Cable Operators

Cox Hangs Up on Wireless

11/21/2011 12:01 AM Eastern

Cox Communications’ grand wireless
ambitions have evaporated.

After three years of investment and development,
the Atlantabased
cable operator
is shutting down its
wireless business. The
MSO, which had believed
mobile phones
would be a strong
complement to its triple-
play bundle, announced
last week
that it will stop selling
the services effective immediately.

“It’s hard to call this a surprise,” Sanford
Bern stein senior analyst Craig Moffett said. The
wireless sector is highly competitive and capital
intensive, and “adding one more competitor
to the mix is hardly a recipe to make it better.”

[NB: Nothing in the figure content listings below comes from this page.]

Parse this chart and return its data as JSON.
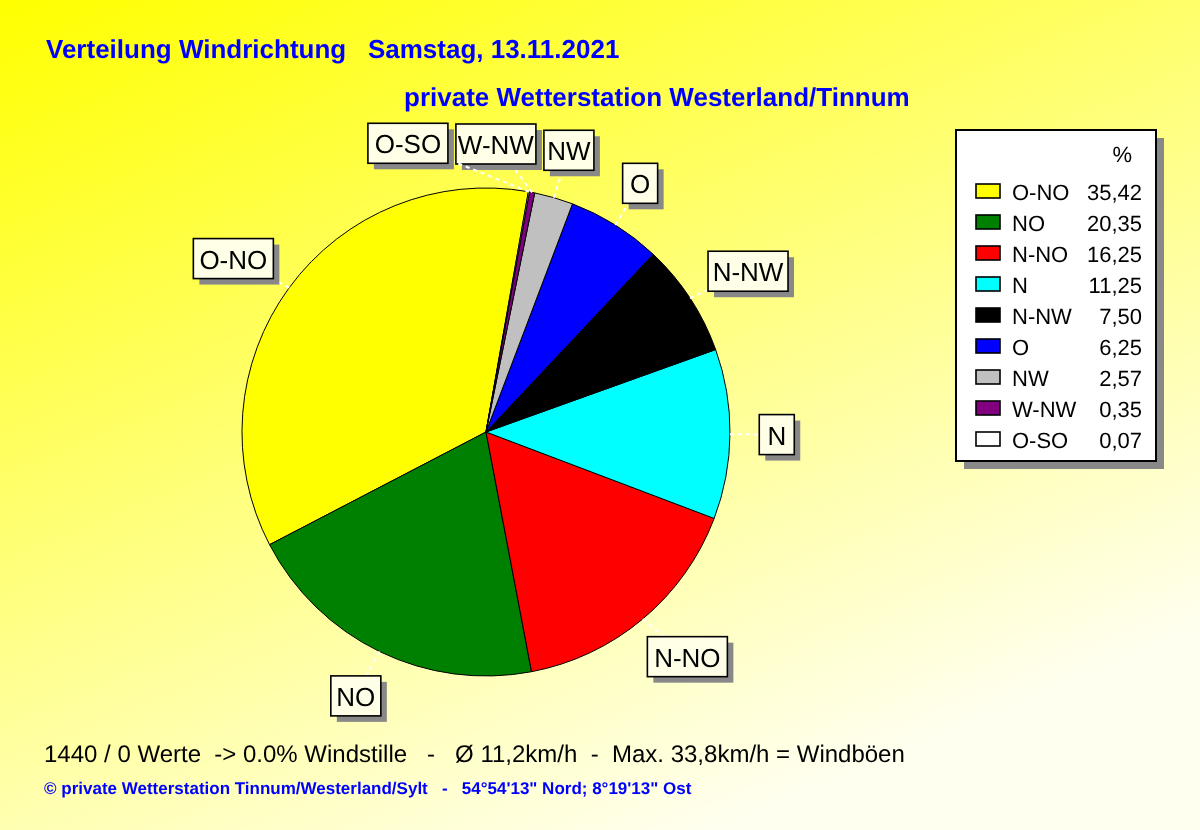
{
  "chart_data": {
    "type": "pie",
    "title": "Verteilung Windrichtung   Samstag, 13.11.2021",
    "subtitle": "private Wetterstation Westerland/Tinnum",
    "categories": [
      "O-NO",
      "NO",
      "N-NO",
      "N",
      "N-NW",
      "O",
      "NW",
      "W-NW",
      "O-SO"
    ],
    "values": [
      35.42,
      20.35,
      16.25,
      11.25,
      7.5,
      6.25,
      2.57,
      0.35,
      0.07
    ],
    "colors": [
      "#ffff00",
      "#008000",
      "#ff0000",
      "#00ffff",
      "#000000",
      "#0000ff",
      "#c0c0c0",
      "#800080",
      "#ffffff"
    ],
    "legend": "right",
    "legend_title": "%",
    "value_labels": [
      "35,42",
      "20,35",
      "16,25",
      "11,25",
      "7,50",
      "6,25",
      "2,57",
      "0,35",
      "0,07"
    ],
    "annotations": [
      "1440 / 0 Werte  -> 0.0% Windstille   -   Ø 11,2km/h  -  Max. 33,8km/h = Windböen",
      "© private Wetterstation Tinnum/Westerland/Sylt   -   54°54'13\" Nord; 8°19'13\" Ost"
    ]
  }
}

Cox will continue to provide existing wireless
customers service — provided through a wholesale
deal with Sprint Nextel — through March
30, 2012. The company said it will make “special
offers” available to Cox Wireless customers
to shift to another wireless provider.

LACKED SCALE, DEVICES

In a statement, Cox said the decision to no longer
sell 3G wireless service was “based on the
lack of wireless scale necessary to compete in
the marketplace, the acceleration of competitive
4G networks, as well as the inability to access
iconic wireless devices.”

The “iconic wireless devices” apparently
are iPhones, Apple’s best-selling smartphones,
which had been exclusively offered
through AT&T before becoming available this
year through Verizon Wireless and Sprint.

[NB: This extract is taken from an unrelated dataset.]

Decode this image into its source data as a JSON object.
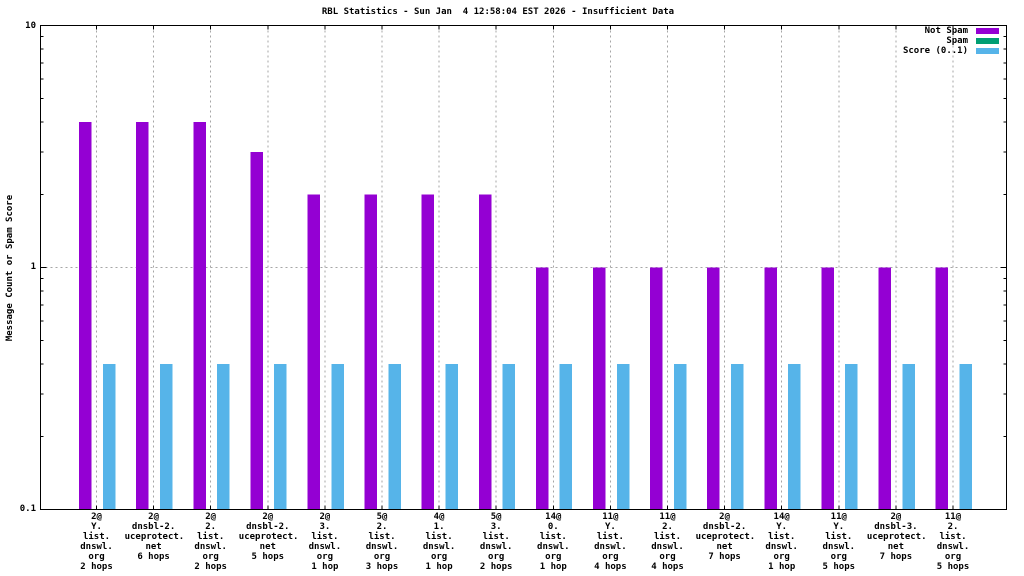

Cox had launched wireless service in less
than 50% of its footprint, including: Hampton
Roads, Roanoke and Northern Virginia; Orange
County, San Diego and Santa Barbara, Calif.;
Omaha, Neb.; Oklahoma
City and Tulsa,
Okla.; and Rhode
Island, as well as Cox
communities in Connecticut
and Cleveland.

Cox’s decision in
2008 to re-enter the
mobile business surprised
some observers,
given that the company
had just participated in the failed Pivot
mobile-phone venture with Sprint, Comcast,
Time Warner Cable and Bright House Networks.

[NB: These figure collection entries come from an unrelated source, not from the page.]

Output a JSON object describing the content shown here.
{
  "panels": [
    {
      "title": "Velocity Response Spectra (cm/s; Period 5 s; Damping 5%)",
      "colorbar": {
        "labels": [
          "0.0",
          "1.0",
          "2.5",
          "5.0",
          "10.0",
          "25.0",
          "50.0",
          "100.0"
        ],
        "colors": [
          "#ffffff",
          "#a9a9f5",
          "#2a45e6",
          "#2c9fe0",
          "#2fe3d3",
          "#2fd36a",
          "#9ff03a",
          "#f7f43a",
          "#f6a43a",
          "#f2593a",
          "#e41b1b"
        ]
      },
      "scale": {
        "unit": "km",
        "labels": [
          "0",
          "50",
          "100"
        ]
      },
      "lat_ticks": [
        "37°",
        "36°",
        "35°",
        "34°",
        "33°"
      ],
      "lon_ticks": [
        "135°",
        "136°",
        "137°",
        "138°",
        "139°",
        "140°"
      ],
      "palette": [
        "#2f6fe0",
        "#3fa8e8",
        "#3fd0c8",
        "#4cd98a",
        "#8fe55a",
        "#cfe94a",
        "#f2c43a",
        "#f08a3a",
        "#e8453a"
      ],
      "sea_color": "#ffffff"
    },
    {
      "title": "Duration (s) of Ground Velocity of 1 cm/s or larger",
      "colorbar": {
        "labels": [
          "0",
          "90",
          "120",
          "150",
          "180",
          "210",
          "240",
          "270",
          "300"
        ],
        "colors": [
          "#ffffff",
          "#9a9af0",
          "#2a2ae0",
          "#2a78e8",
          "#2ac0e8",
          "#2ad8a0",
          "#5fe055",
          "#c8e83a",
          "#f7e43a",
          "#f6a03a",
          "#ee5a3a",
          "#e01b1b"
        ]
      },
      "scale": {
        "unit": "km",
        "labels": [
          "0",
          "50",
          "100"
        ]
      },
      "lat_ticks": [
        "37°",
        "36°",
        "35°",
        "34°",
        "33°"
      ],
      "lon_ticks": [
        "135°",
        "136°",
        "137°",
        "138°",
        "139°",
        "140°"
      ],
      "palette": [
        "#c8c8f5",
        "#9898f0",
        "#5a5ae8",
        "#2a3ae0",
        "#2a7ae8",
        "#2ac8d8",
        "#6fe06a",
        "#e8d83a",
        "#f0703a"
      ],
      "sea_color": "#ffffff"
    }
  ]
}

At the time, Cox president Pat Esser said the
MSO’s new approach was different, because it
could better control the billing, provisioning
and pricing of its own service, as compared
with the Pivot joint venture. “We think it’s important
as a communications provider to offer
wireless,” he said in a 2009 interview. “Our
current customers and our next generation of
customers are telling us they want and need
mobility as part of their life.”

AMBITIOUS PLANS

Cox originally intended to own and operate
its own 3G network in certain markets,
and had even contracted with wireless-tower
construction company Berliner Communications.
But in May 2011, Cox scrapped those
plans, announcing it would instead rely solely
on Sprint’s 3G network.

Cox had marketed the wireless service — first
launched in November 2010 — emphasizing a
money-back offer for unused monthly minutes
offering customers a credit of up to $20, with the
tagline, “Unbelievably Fair.” It offered smartphones
from HTC, LG and Motorola Mobility.

The MSO also allowed subscribers who
had at least two services to choose one free
upgrade, dubbed the “Bundle Benefit,” when
they added wireless service: the options included
the Cox Movie Pak, which includes Encore,
Epix, Sundance Channel and Vutopia;
an upgrade from Preferred to Premier highspeed
Internet service; or unlimited domestic
long-distance calls on their Cox Digital Telephone
service.

Cox said all wireless customers will receive
a $150 credit on their bill for every line of wireless
phone service disconnected
and that all
early-termination fees
will be waived. Wireless
customers will
continue to receive
their Bundle Benefit
promotional services
for two years, Cox said.
“Kudos to Cox for
giving it a try,” Moffett
said. “Call it a very expensive
learning experience.
Now, it’s time to
move on.”

CALL DISCONNECTED

TIMELINE OF COX’S WIRELESS EFFORTS:

November 2005: Mobile joint venture (later dubbed “Pivot”) announced by Sprint Nextel,
Comcast, Time Warner Cable, Cox and Advance/Newhouse.

April 2008: MSO partners in Pivot stop selling the service, citing technical complexities
and restrictive wholesale terms.

November 2008: Cox announces plans to build its own 3G networks and offer service
through Sprint, originally slated to debut in 2009.

November 2010: Operator launches service with “Unbelievably Fair” tagline in three markets.
March 2011: Stephen Bye, Cox’s vice president of wireless, joins Sprint as VP of technology.

May 2011: Cox cancels plans to build out its own 3G networks.

November 2011: Cox announces it will phase out wireless service by March 2012.